Un deuxième motif a incité la Commission de l'économie et des redevances à vous proposer le rejet de cette initiative parlementaire, c'est celui - je l'ai indiqué tout à l'heure - du respect des régions périphériques. Graduellement, on supprimerait la possibilité de déduire les frais de transport. Dans un premier temps, on aménagerait cette déductibilité, dans un deuxième temps, on la supprimerait. Cela pénaliserait les personnes habitant dans des régions éloignées et aurait des effets urbanistiques désastreux, puisque ces régions se dépeupleraient dangereusement et pernicieusement. On a déjà aujourd'hui cet effet dangereux et désagréable de l'augmentation du prix de l'énergie, qui dissuade des personnes de continuer à habiter dans leur "zone" d'origine, notamment lorsqu'il s'agit de gens qui viennent des régions alpines.
[PAGE 708]
Alors, dans un premier temps, l'initiative parlementaire Vollmer prévoit certes le maintien de la déductibilité des frais de transport, et va même jusqu'à admettre la possibilité de déduire des frais de transport privés si l'usage des transports publics ne peut pas être raisonnablement exigé. Mais cette déduction n'est envisagée qu'à hauteur des frais résultant de l'utilisation des transports publics sur une distance égale. Et c'est là que réside une autre injustice, puisque le prix facturé des transports publics ne correspond qu'à la moitié environ du coût effectif en raison des subventions publiques qui créent une sorte de distorsion dans la comparaison économique entre les différents moyens de transport. On pourrait même ajouter qu'aujourd'hui il y a une tendance politique qui va plutôt vers la diminution des frais des transports publics, alors même que le coût individuel de l'énergie est plus haut.

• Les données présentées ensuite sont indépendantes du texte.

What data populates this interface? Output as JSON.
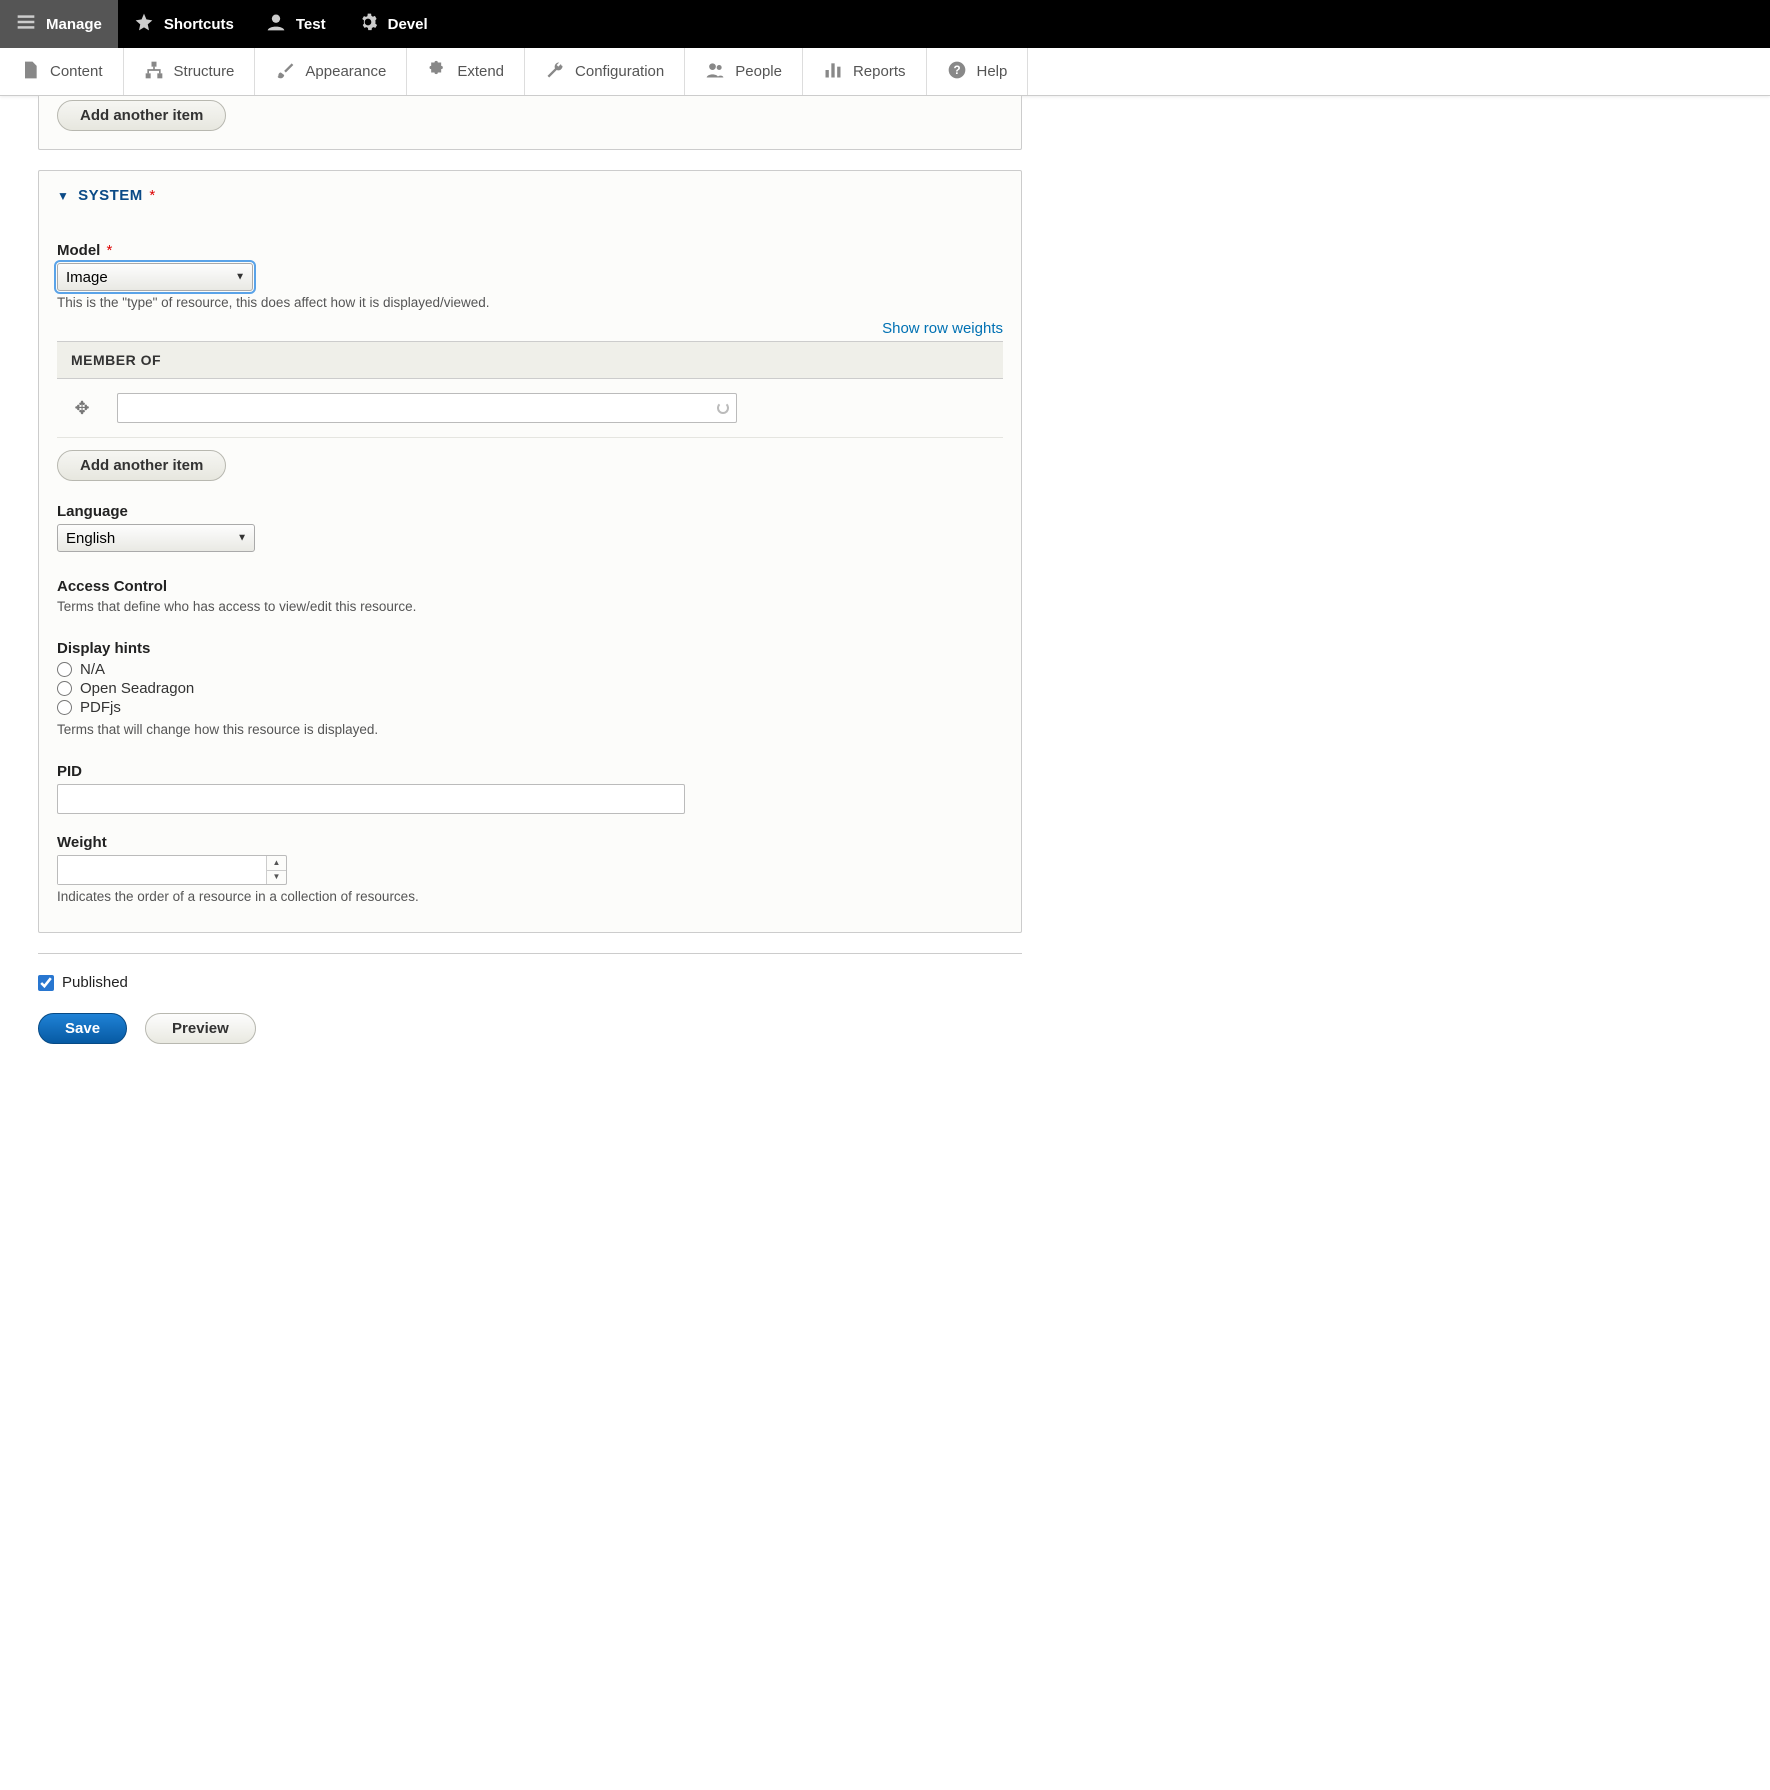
{
  "toolbar_top": {
    "manage": "Manage",
    "shortcuts": "Shortcuts",
    "user": "Test",
    "devel": "Devel"
  },
  "toolbar_sub": {
    "content": "Content",
    "structure": "Structure",
    "appearance": "Appearance",
    "extend": "Extend",
    "configuration": "Configuration",
    "people": "People",
    "reports": "Reports",
    "help": "Help"
  },
  "panel1": {
    "add_another": "Add another item"
  },
  "system": {
    "title": "SYSTEM",
    "model": {
      "label": "Model",
      "value": "Image",
      "description": "This is the \"type\" of resource, this does affect how it is displayed/viewed."
    },
    "show_row_weights": "Show row weights",
    "member_of": {
      "header": "MEMBER OF",
      "value": ""
    },
    "add_another": "Add another item",
    "language": {
      "label": "Language",
      "value": "English"
    },
    "access_control": {
      "label": "Access Control",
      "description": "Terms that define who has access to view/edit this resource."
    },
    "display_hints": {
      "label": "Display hints",
      "options": [
        "N/A",
        "Open Seadragon",
        "PDFjs"
      ],
      "description": "Terms that will change how this resource is displayed."
    },
    "pid": {
      "label": "PID",
      "value": ""
    },
    "weight": {
      "label": "Weight",
      "value": "",
      "description": "Indicates the order of a resource in a collection of resources."
    }
  },
  "published": {
    "label": "Published",
    "checked": true
  },
  "actions": {
    "save": "Save",
    "preview": "Preview"
  }
}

Donc la distorsion a tendance à augmenter.
J'en viens au troisième motif qui a incité la commission à vous proposer le rejet de cette initiative parlementaire: il s'agit de la différence de traitement entre les personnes dépendantes et indépendantes. L'initiative demande de ne tenir compte que des personnes exerçant une activité lucrative dépendante. Cette exigence est bien entendu discriminatoire vis-à-vis des indépendants, qui pourraient continuer de déduire les frais de transport à titre de frais justifiés par l'usage commercial ou professionnel.
Alors, dès le moment où l'on propose le rejet de cette initiative parlementaire, on peut se poser la question du futur. Que faudra-t-il faire pour améliorer le système de déduction et de prise en considération des frais de transport? Faut-il introduire un forfait? La question s'est posée au sein de la commission. Oui, peut-on répondre, mais à la condition que le forfait, qui a pour effet de réduire les frais administratifs, se retourne favorablement en faveur du contribuable, en faveur de la personne qui se déplace, compte tenu précisément des économies qui ont été réalisées. En tout état de cause, il faudrait alors modifier la loi sur l'impôt fédéral direct et la loi fédérale sur l'harmonisation des impôts directs des cantons et des communes.
Aujourd'hui, la commission vous propose, par 15 voix contre 9, de ne pas donner suite à l'initiative parlementaire Vollmer, tout en étant consciente que le problème des frais de transport et de leur déduction est à résoudre dans le futur.